But it is in the local and provincial government that the empire shows its most hopeless weakness and corruption. It may be laid down as a universal fact, that in the Turkish courts justice is never rendered simply for justice's sake. It is impossible to convey to the mind of any one, who has not actually seen it, any idea of the utter prostitution of the very name of government in the provincial towns, or the bold effrontery with which the highest officers will shift their ground from one untenable falsehood to another in dodging the necessity of performing the plainest duties. The pretense that the government has removed the disabilities and disadvantages of the non-Moslem inhabitants is a woful falsehood, and the local government, in spite of the contrary position known to have beeu assumed by their superiors, to this day do not blush calmly to repeat and enforce the obsolete law, that the testimony of non-Moslems cannot be taken for any thing against that of the faithful! Since the writing of this article began, three Christian butchers in an neighboring town have been cast into a dungeon of the vilest description for the sole. offense of refusing to furnish meat on the Sabbath. And when the Protestant preacher ventured to remonstrate with the local governor he was insulted, and upon answering rather too plainly, was seized with brutal violence and cast into the same prison. This is but one instance of cases that are constantly occurring, and the discouraging part of it is, that when appeals are made to higher authorities, the plaintiff finds himself at war with a league of shameless and intriguing officials, bound in self-defense to support and defend one another in all conceivable wickedness by any amount of falsehoods, and giving and receiving of bribes. Foreigners, though they have ambassadors at the capital, and consuls in every port, are never sure against insult and injustice from those petty officials, who cannot control their disposition to an insolent and indiscriminate exhibition of the little authority unworthily entrusted to them.

The reforms in administrative government adopted by the predecessor of the present Sultan,* though in form adopted throughout the country, utterly fail of accomplishing the ends aimed at, partially through the persistence of the Turks in adhering to former principles, despite being forced to adopt more civilized forms, and partly from the abasement and unworthiness of those in whose favor the changes were made. Moreover, these reforms exchanged for the simplicity of the ancient and barbarous regime, a complicated machinery of mixed councils and independent offices, which indefinitely elongates all processes, and offers innumerable opportunities for corruption and intrigue. These mixed councils, composed of Moslem and non-Moslem members, and intended to give the Christian populations a share of responsibility in the administration of government, or, at least, to put into their hands a check on their rulers, are practically a failure; for even the nominally Christian members are, almost without exception, induced by cupidity, fear, lack of self-respect, and general unfitness for self government, to retain their seats and salaries by yielding passive assent to all the machinations of their Turkish associates, and with closed eyes and placid countenances affix their seals to all papers offered to them. The limits of this article forbid further detail, though the materials are abundant and somehowalmost force themselves in. The matter of collection of taxes must be alluded to, as it bears directly on the financial question. There are two methods of collecting the internal revenue, the respective abuses of which cause the government constantly to vacillate between them. These are, by farming, and by direct official collection. In the former, the producers are sold, as it were, into the power of unprincipled and grasping speculators, who use their power most unrighteously. The results of such abuses, when carried too far, are such revolts as those already alluded to in Herzegovina, etc. In the latter method, the collectors, careless of the results, will at one time receive bribes to favor the producers, and at another so neglect the business as to leave produce for days and weeks rotting in the rain and sun, because it must not be stored till it is measured and the tax collected. In either of these methods the taxes

* This was written before the recent change of Sultans.-EDITOR.

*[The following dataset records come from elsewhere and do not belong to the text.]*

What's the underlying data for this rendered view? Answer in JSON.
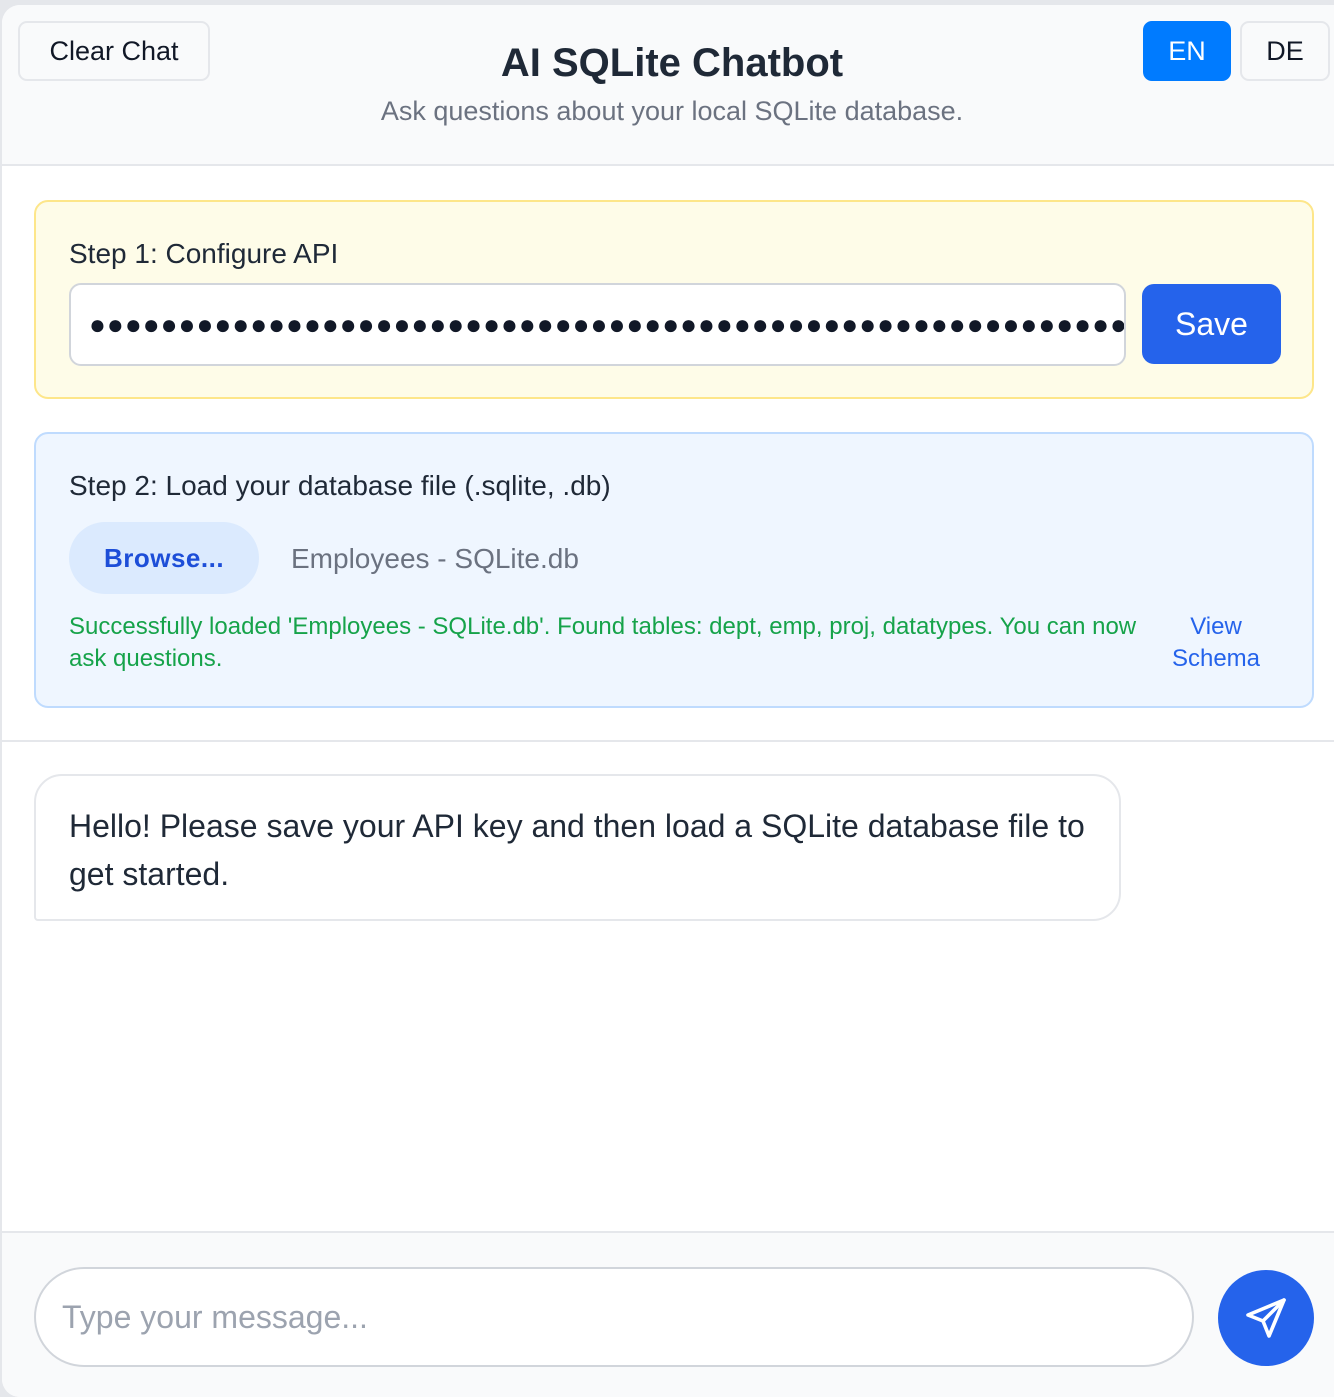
{
  "header": {
    "clear_chat_label": "Clear Chat",
    "title": "AI SQLite Chatbot",
    "subtitle": "Ask questions about your local SQLite database.",
    "languages": [
      {
        "label": "EN",
        "active": true
      },
      {
        "label": "DE",
        "active": false
      }
    ]
  },
  "step1": {
    "label": "Step 1: Configure API",
    "api_key_masked": "●●●●●●●●●●●●●●●●●●●●●●●●●●●●●●●●●●●●●●●●●●●●●●●●●●●●●●●●●●●●●●●●●●●",
    "save_label": "Save"
  },
  "step2": {
    "label": "Step 2: Load your database file (.sqlite, .db)",
    "browse_label": "Browse...",
    "file_name": "Employees - SQLite.db",
    "status_message": "Successfully loaded 'Employees - SQLite.db'. Found tables: dept, emp, proj, datatypes. You can now ask questions.",
    "view_schema_label": "View Schema"
  },
  "chat": {
    "messages": [
      {
        "role": "bot",
        "text": "Hello! Please save your API key and then load a SQLite database file to get started."
      }
    ]
  },
  "composer": {
    "placeholder": "Type your message...",
    "send_icon": "send-icon"
  },
  "colors": {
    "accent": "#2563eb",
    "lang_active": "#007bff",
    "success": "#16a34a",
    "step1_bg": "#fefce8",
    "step2_bg": "#eff6ff"
  }
}
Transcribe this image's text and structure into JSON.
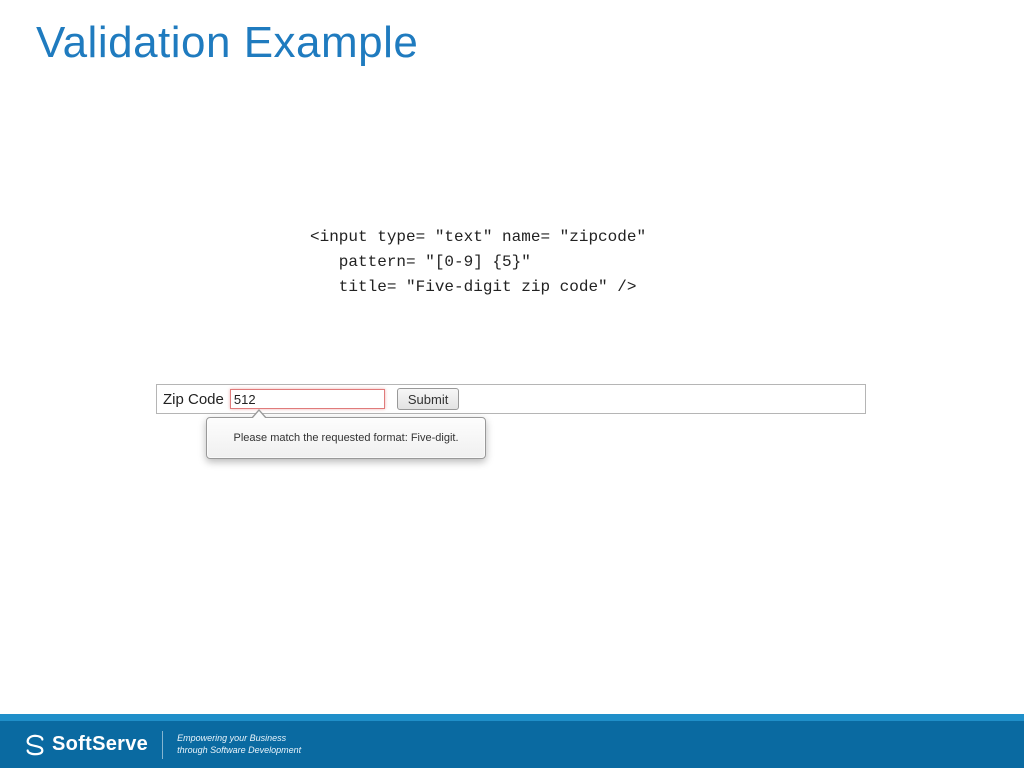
{
  "title": "Validation Example",
  "code": "<input type= \"text\" name= \"zipcode\"\n   pattern= \"[0-9] {5}\"\n   title= \"Five-digit zip code\" />",
  "form": {
    "label": "Zip Code",
    "zip_value": "512",
    "submit_label": "Submit"
  },
  "tooltip": "Please match the requested format: Five-digit.",
  "footer": {
    "brand": "SoftServe",
    "tagline": "Empowering your Business\nthrough Software Development"
  },
  "colors": {
    "title": "#1f7bbf",
    "footer_dark": "#0a6aa1",
    "footer_light": "#1f8fc9",
    "input_error_border": "#e07b7b"
  }
}
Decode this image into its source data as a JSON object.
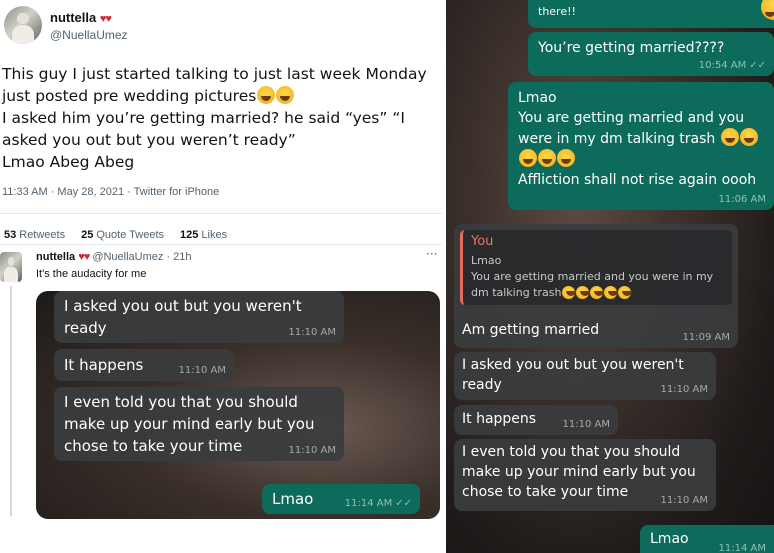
{
  "tweet": {
    "author_name": "nuttella",
    "author_handle": "@NuellaUmez",
    "text": "This guy I just started talking to just last week Monday just posted pre wedding pictures",
    "text2": "I asked him you’re getting married? he said “yes” “I asked you out but you weren’t ready”",
    "text3": "Lmao Abeg Abeg",
    "meta": "11:33 AM · May 28, 2021 · Twitter for iPhone",
    "retweets": "53",
    "retweets_label": "Retweets",
    "quotes": "25",
    "quotes_label": "Quote Tweets",
    "likes": "125",
    "likes_label": "Likes"
  },
  "reply": {
    "author_name": "nuttella",
    "author_handle": "@NuellaUmez · 21h",
    "more": "···",
    "text": "It's the audacity for me"
  },
  "chat_left": [
    {
      "text": "I asked you out but you weren't\nready",
      "time": "11:10 AM"
    },
    {
      "text": "It happens",
      "time": "11:10 AM"
    },
    {
      "text": "I even told you that you should\nmake up your mind early but you\nchose to take your time",
      "time": "11:10 AM"
    },
    {
      "text": "Lmao",
      "time": "11:14 AM"
    }
  ],
  "chat_right": {
    "top_partial": "there!!",
    "msg1": {
      "text": "You’re getting married????",
      "time": "10:54 AM"
    },
    "msg2": {
      "text": "Lmao\nYou are getting married and you\nwere in my dm talking trash",
      "text2": "Affliction shall not rise again oooh",
      "time": "11:06 AM"
    },
    "quote": {
      "author": "You",
      "text": "Lmao\nYou are getting married and you were in my\ndm talking trash"
    },
    "msg3": {
      "text": "Am getting married",
      "time": "11:09 AM"
    },
    "msg4": {
      "text": "I asked you out but you weren't\nready",
      "time": "11:10 AM"
    },
    "msg5": {
      "text": "It happens",
      "time": "11:10 AM"
    },
    "msg6": {
      "text": "I even told you that you should\nmake up your mind early but you\nchose to take your time",
      "time": "11:10 AM"
    },
    "msg7": {
      "text": "Lmao",
      "time": "11:14 AM"
    }
  },
  "colors": {
    "outgoing": "#0d6b5c",
    "incoming": "#3a3c3e",
    "quote_accent": "#e86b5c"
  }
}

when collected have to pass through the hands of numerous grades of officers, and in each transfer suffer sad depletion, so that, when they finally reach the central treasury, they represent but a shadow of what was squeezed from the hard laboring producers. Honesty on the part of the middle-men in this one business would speedily throw the balance on the right side of the budget, and give Turkish loans a very different appearance in the stock market.

III. When we turn to the contemplation of the social and religious condition of the people, we meet with even still more disheartening revelations, and here we begin to approach an explanation of the material and political prostration already described. Habits transmitted from a nomadic, tent-dwelling ancestry cause the people to live huddled together in narrow quarters, where filth, disease, and vice grow uncontrollable. Poverty and ignorance so rivet the chains of these habits, that even improved circumstances in these respects fail to correct them. The present age undoubtedly sees a wonderful waking up and reaching forth toward education; but even this is only a small movement as compared with the mass of the people. As is invariably the case in such degradation, the female portion of the community suffers most deeply. A man whose house is filled with congratulating neighbors on the occasion of the birth of a son, will feel insulted at the slightest allusion to the birth of a daughter. And an evangelical native preacher, who had enjoyed an educational and religious training of more than a half a dozen years, under missionaries, asked the writer a few weeks since, if it is "possible that any parent should love a daughter as well as a son!" A missionary, on asking a village woman why she did not learn to read, received the significant reply, "What can a cow learn?"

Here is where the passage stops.